Si vous voulez apprendre que votre B. est parti pour Cabourg dans un état indescriptible et n'attendant que son lit, accompagné par d'innombrables Antoine inutiles comme vous l'allez voir 2. Si vous apprenez ensuite qu'arrivé à minuit une fois à l'hôtel Nicolas s'est aperçu que Antoine avait mal fait enregistrer nos bagages qui étaient partis à une destination inconnue et qu'on nous avait en échange laissé les malles d'une dame, et qu'on avait eu la stupidité de tout mettre dans les malles et aucune chose utile dans la valise 3! qu'ainsi je n'ai pu ni me coucher, ni me déshabiller, ni rien. Qu'il a fallu passer la nuit, puis la matinée, puis la journée et la soirée ainsi, vous me plaindrez 4.

Buncht j'ai prévenu Céline que vous viendriez sans doute coucher pendant quelques jours à la maison. Il est convenu que un peu plus tard quand vos projets seront fixés, si vous ne comptez pas venir vous me le direz et je l'avertirai mais pas encore. Si d'ici là vous pouviez passer à la maison dire à Antoine de dire à Céline que vous passerez le lendemain dans l'après-midi ou le surlendemain dans l'après-midi et voir avec elle ce qu'on pourrait arranger dans la chambre comme électricité, et une autre fois encore vous annoncer pour l'après-midi ou venir sans vous annoncer, et dire que je vous ai demandé de voir avec elle où il fallait placer les tableaux pour débarrasser la salle à manger, vous me rendriez grand service, car vous la forceriez à être ainsi à la maison et à n'y pas introduire d'étrangers. Vous direz que quant à votre venue vous ne savez pas encore quand et que [vous] 5 avez autorisé à faire faire malgré cela des travaux 6 car vous ne dormez pas le jour, que d'ailleurs vous ne prendrez pas vos repas chez moi, le plus souvent, et ne demanderez à Céline que le petit déjeuner du matin et un peu de thé l'après-midi.
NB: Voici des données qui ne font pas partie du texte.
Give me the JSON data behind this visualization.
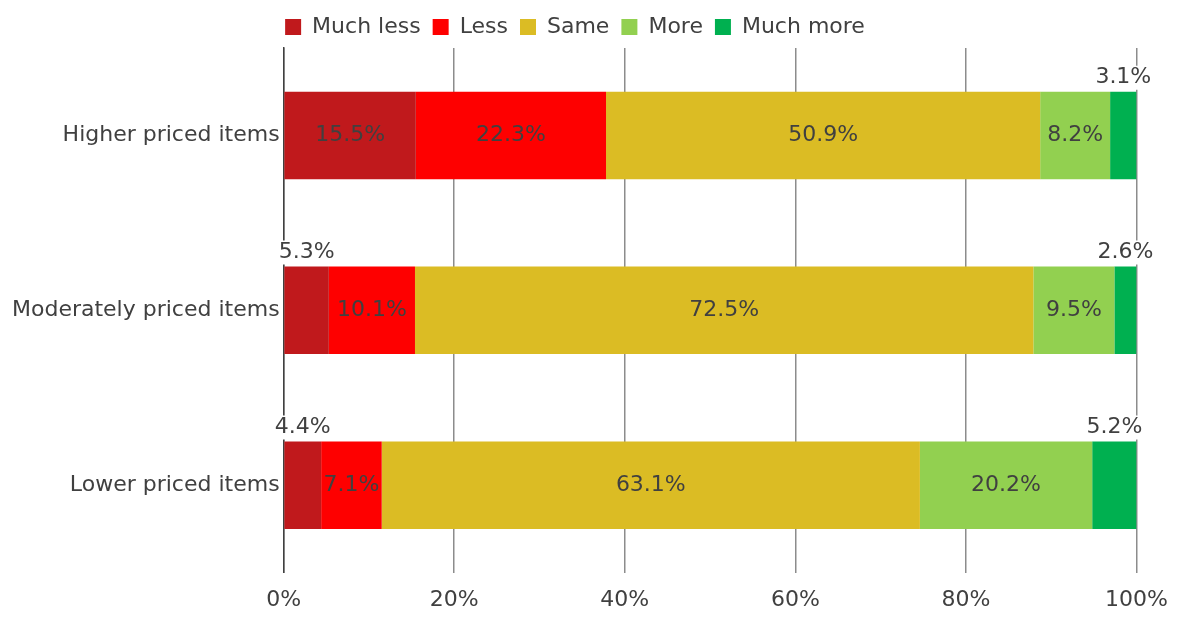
{
  "chart_data": {
    "type": "bar",
    "orientation": "horizontal",
    "stacked": true,
    "legend": "top",
    "grid": "x",
    "categories": [
      "Higher priced items",
      "Moderately priced items",
      "Lower priced items"
    ],
    "xlim": [
      0,
      100
    ],
    "xticks": [
      {
        "value": 0,
        "label": "0%"
      },
      {
        "value": 20,
        "label": "20%"
      },
      {
        "value": 40,
        "label": "40%"
      },
      {
        "value": 60,
        "label": "60%"
      },
      {
        "value": 80,
        "label": "80%"
      },
      {
        "value": 100,
        "label": "100%"
      }
    ],
    "series": [
      {
        "name": "Much less",
        "color": "#c0191c",
        "values": [
          15.5,
          5.3,
          4.4
        ],
        "value_labels": [
          "15.5%",
          "5.3%",
          "4.4%"
        ]
      },
      {
        "name": "Less",
        "color": "#fe0000",
        "values": [
          22.3,
          10.1,
          7.1
        ],
        "value_labels": [
          "22.3%",
          "10.1%",
          "7.1%"
        ]
      },
      {
        "name": "Same",
        "color": "#dbbc24",
        "values": [
          50.9,
          72.5,
          63.1
        ],
        "value_labels": [
          "50.9%",
          "72.5%",
          "63.1%"
        ]
      },
      {
        "name": "More",
        "color": "#92d050",
        "values": [
          8.2,
          9.5,
          20.2
        ],
        "value_labels": [
          "8.2%",
          "9.5%",
          "20.2%"
        ]
      },
      {
        "name": "Much more",
        "color": "#00b050",
        "values": [
          3.1,
          2.6,
          5.2
        ],
        "value_labels": [
          "3.1%",
          "2.6%",
          "5.2%"
        ]
      }
    ]
  }
}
J'ai trouvé très bien l'article de Vaudoyer dans la Revue de Paris 7 et ayant à lui envoyer des livres lui ai écrit à ce sujet 8. Lisez-le il me paraît très, très bien.

Excusez-moi si je n'écris pas, je suis brisé et quand je ne le serai plus traboulerai, triste être parti sans vous avoir revu, très triste.

Hasmouen

Buncht.

 

Votre ami M. Pierre Mortier a écrit un article où il dit que le Lucien de Binet-Valmer restera comme Manon de l'Abbé Prévost 9 etc.10 Claude Farrère moins lyrique est cependant très élogieux 11. Quant à Deschamps il a fait dans le Temps daté dimanche un article où il dit que c'est un sujet dont on peut parler sur les bords de la Tamise et de la Spree mais non sur les bords de la Seine,

et surtout pas sur la Rive gauche (?) 12, article qui eût fait plaisir à Flaubert car il recule assez sensiblement les bornes de l'imbécillité humaine 13.

 

Bonjour.

Voilà Nicolas [qui] 14 recommence à honorer Dyonisos 15. C'est épouvantable. En causant avec Céline, ne lui en dites pas un mot mais vous pourriez lui dire évasivement que vous ne croyez pas que Nicolas va rester avec moi à Cabourg. Plus vous pourrez aller à la maison ou y envoyer des amis à vous mieux ce sera 16.

Votre article de Fémina est ravissant mais d'une méchanceté pour la Schola 17, pour Strauss 18, pour Terrasse 19, pour Adam 20! Dans le même numéro il y a dans une vue d'un grand magasin de New York le portrait de Me Lemaire 21. Je ne sais si le Duvernois qui fait le courrier des livres à Fémina 22 est le même pour qui Bonnard sollicitait un prix 23. C'est idiot sa critique.

Vous ne m'avez pas dit que vous alliez à Toulouse et je téléphonais tous les jours comme un frère orphelin. Pensez à recommander chaleureusement à Reboux le livre de Max Daireaux. Les Premières Amours d'un inutile 24.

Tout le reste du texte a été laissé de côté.